During the Renaissance, artists developed one approach to the lifelike rendering of fabrics and their surface textures, that of precise representation using sophisticated painting techniques. Painters like Raphael perfected the use of transparent glazes with denser layers of pigment. It wasn’t until the seventeenth century that successors discovered the other approach with painterliness, the bravura application of paint, almost the exact opposite in terms of speed.
This was all part of the realisation that the mind’s eye was easily fooled into imagining a lot from a simple image. A quick sweep of an almost dry brush charged with lead white pigment created a highlight often more effective than could be achieved with more precise and considered marks. Whether this was realised from the need to paint quickly, or from oil sketches, isn’t clear.
During the sixteenth century, this realisation spread slowly, and it was probably Veronese, known for the speed with which he covered large canvases, who first developed it into a style after about 1570.

From a distance, the tight composition of his Allegory of Love, IV, ‘The Happy Union’ (c 1575) looks to have been painted in disegno, although differences in fabric textures and the splash of light cloud suggest that more detailed examination is needed. The garments themselves appear largely contemporary, in a similar style to those of Tintoretto’s princess from twenty years earlier.

Once closer to the canvas, many of the details turn out to be painterly caresses with the brush, in the fabrics and hair in particular. This isn’t how Raphael did it.

Later still, Veronese’s Judith and Holofernes (c 1580) makes no attempt to conceal the scumbled highlights of its fabrics.

A detail shows how extensive and free Veronese was in making his marks, although they’re largely confined to fabrics, with flesh being painted more smoothly.
Thirty years later, the oil sketches of Peter Paul Rubens took this further.

This breathtaking study of Two Sleeping Children (c 1612-13) looks very much later and looser than his regular finished paintings.

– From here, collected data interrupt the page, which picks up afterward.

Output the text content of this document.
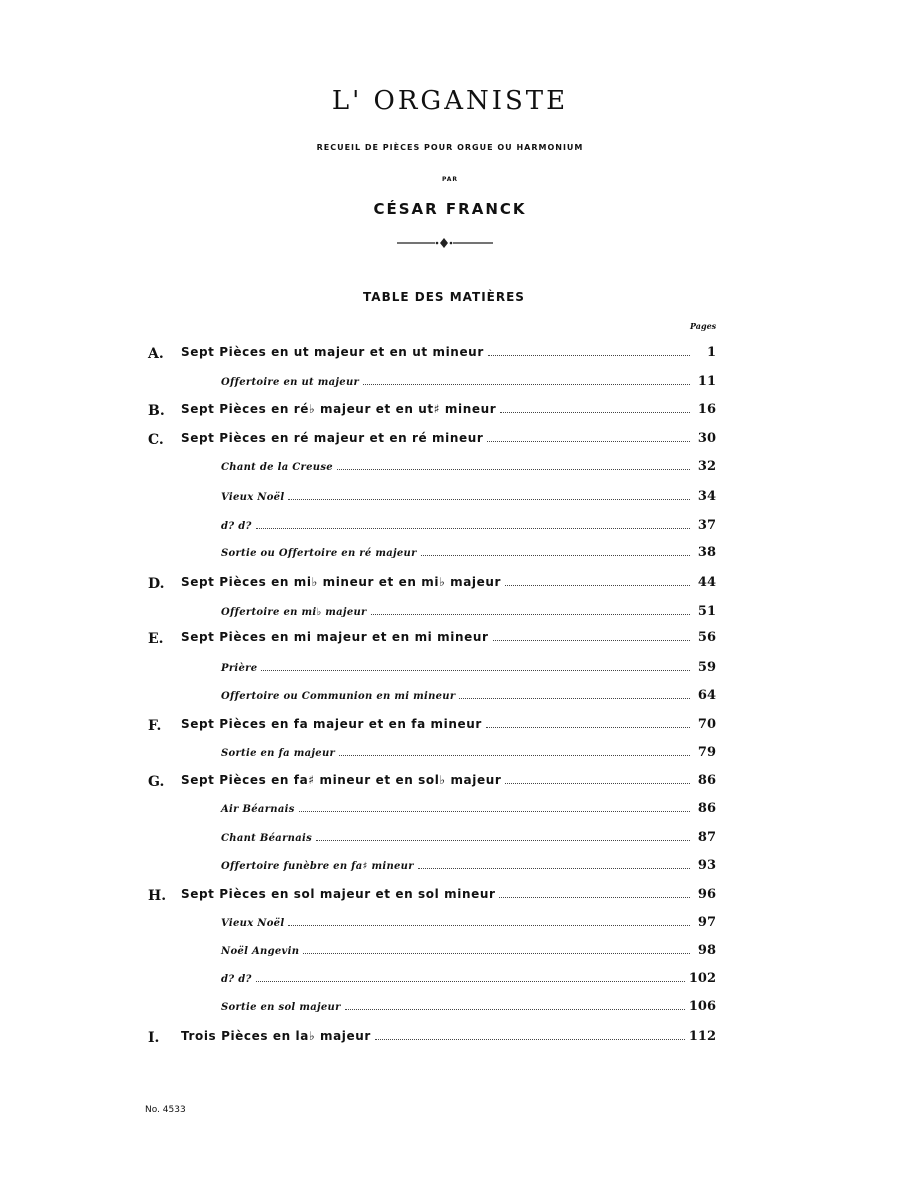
L' ORGANISTE
RECUEIL DE PIÈCES POUR ORGUE OU HARMONIUM
PAR
CÉSAR FRANCK
TABLE DES MATIÈRES
Pages
A. Sept Pièces en ut majeur et en ut mineur	1
Offertoire en ut majeur	11
B. Sept Pièces en ré♭ majeur et en ut♯ mineur	16
C. Sept Pièces en ré majeur et en ré mineur	30
Chant de la Creuse	32
Vieux Noël	34
d? d?	37
Sortie ou Offertoire en ré majeur	38
D. Sept Pièces en mi♭ mineur et en mi♭ majeur	44
Offertoire en mi♭ majeur	51
E. Sept Pièces en mi majeur et en mi mineur	56
Prière	59
Offertoire ou Communion en mi mineur	64
F. Sept Pièces en fa majeur et en fa mineur	70
Sortie en fa majeur	79
G. Sept Pièces en fa♯ mineur et en sol♭ majeur	86
Air Béarnais	86
Chant Béarnais	87
Offertoire funèbre en fa♯ mineur	93
H. Sept Pièces en sol majeur et en sol mineur	96
Vieux Noël	97
Noël Angevin	98
d? d?	102
Sortie en sol majeur	106
I. Trois Pièces en la♭ majeur	112
No. 4533
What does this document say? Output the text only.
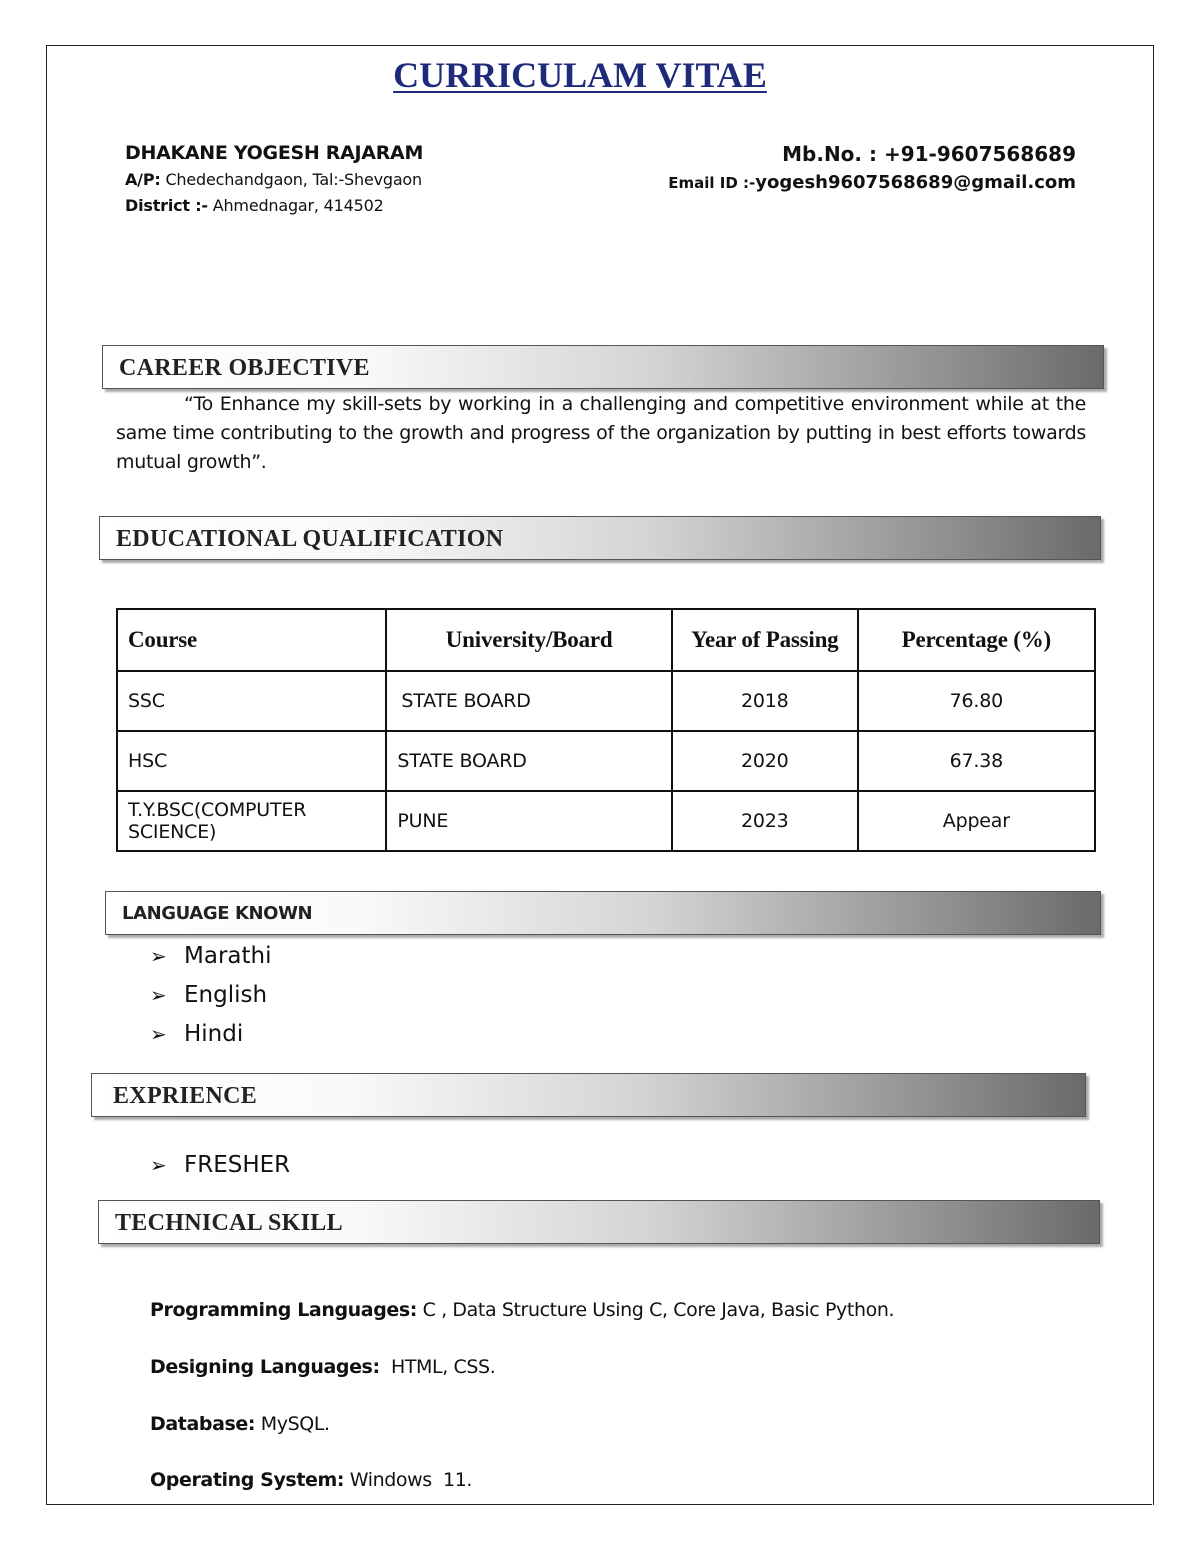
CURRICULAM VITAE
DHAKANE YOGESH RAJARAM
A/P: Chedechandgaon, Tal:-Shevgaon
District :- Ahmednagar, 414502
Mb.No. : +91-9607568689
Email ID :-yogesh9607568689@gmail.com
CAREER OBJECTIVE
“To Enhance my skill-sets by working in a challenging and competitive environment while at the same time contributing to the growth and progress of the organization by putting in best efforts towards mutual growth”.
EDUCATIONAL QUALIFICATION
Course	University/Board	Year of Passing	Percentage (%)
SSC	STATE BOARD	2018	76.80
HSC	STATE BOARD	2020	67.38
T.Y.BSC(COMPUTER SCIENCE)	PUNE	2023	Appear
LANGUAGE KNOWN
➢ Marathi
➢ English
➢ Hindi
EXPRIENCE
➢ FRESHER
TECHNICAL SKILL
Programming Languages: C , Data Structure Using C, Core Java, Basic Python.
Designing Languages:  HTML, CSS.
Database: MySQL.
Operating System: Windows  11.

Looking at the detail of the bedclothes (below), there are abundant marks visible, which impart a natural feel to the material.

Rubens was followed by Rembrandt; although for a long time he was best known for his large and highly finished paintings, that changed dramatically during his later career.

These started when he was still enjoying commercial success, during his marriage to Saskia, as shown in the detail below of some of the fabric of clothing in his Belshazzar’s Feast from about 1635-8.

This works best with the lavish and heavy fabrics worn by Rembrandt’s affluent patrons and models.

His mark-making increased, both in the passages in which he left visible marks, and in the surfaces which he marked, right up to his death. It appears in the hands of the elderly, the glint of a knife, but above all in fabrics, as shown in the two details of The Jewish Bride of about 1667, below.


Highlights on the sleeve and jewellery have been applied roughly, although it’s still a matter for speculation as to exactly how he achieved that. Lower down, on the red dress of the bride, the duller top layer of paint has been scraped through to reveal lighter lower layers.
The end result is a painting which creates its visual effects as much by its surface textures, as by form or colour. This may have arisen as Rembrandt extended the techniques which he used in oil sketches and studies to his ‘finished’ paintings. During his lifetime, it led to criticism that his paintings were so coarse, but by the next century the painterly depiction of clothing had become standard, even in portraits.
Reference
Anne Hollander (2002), Fabric of Vision, Dress and Drapery in Painting, National Gallery and Yale UP. ISBN 1 85709 907 9.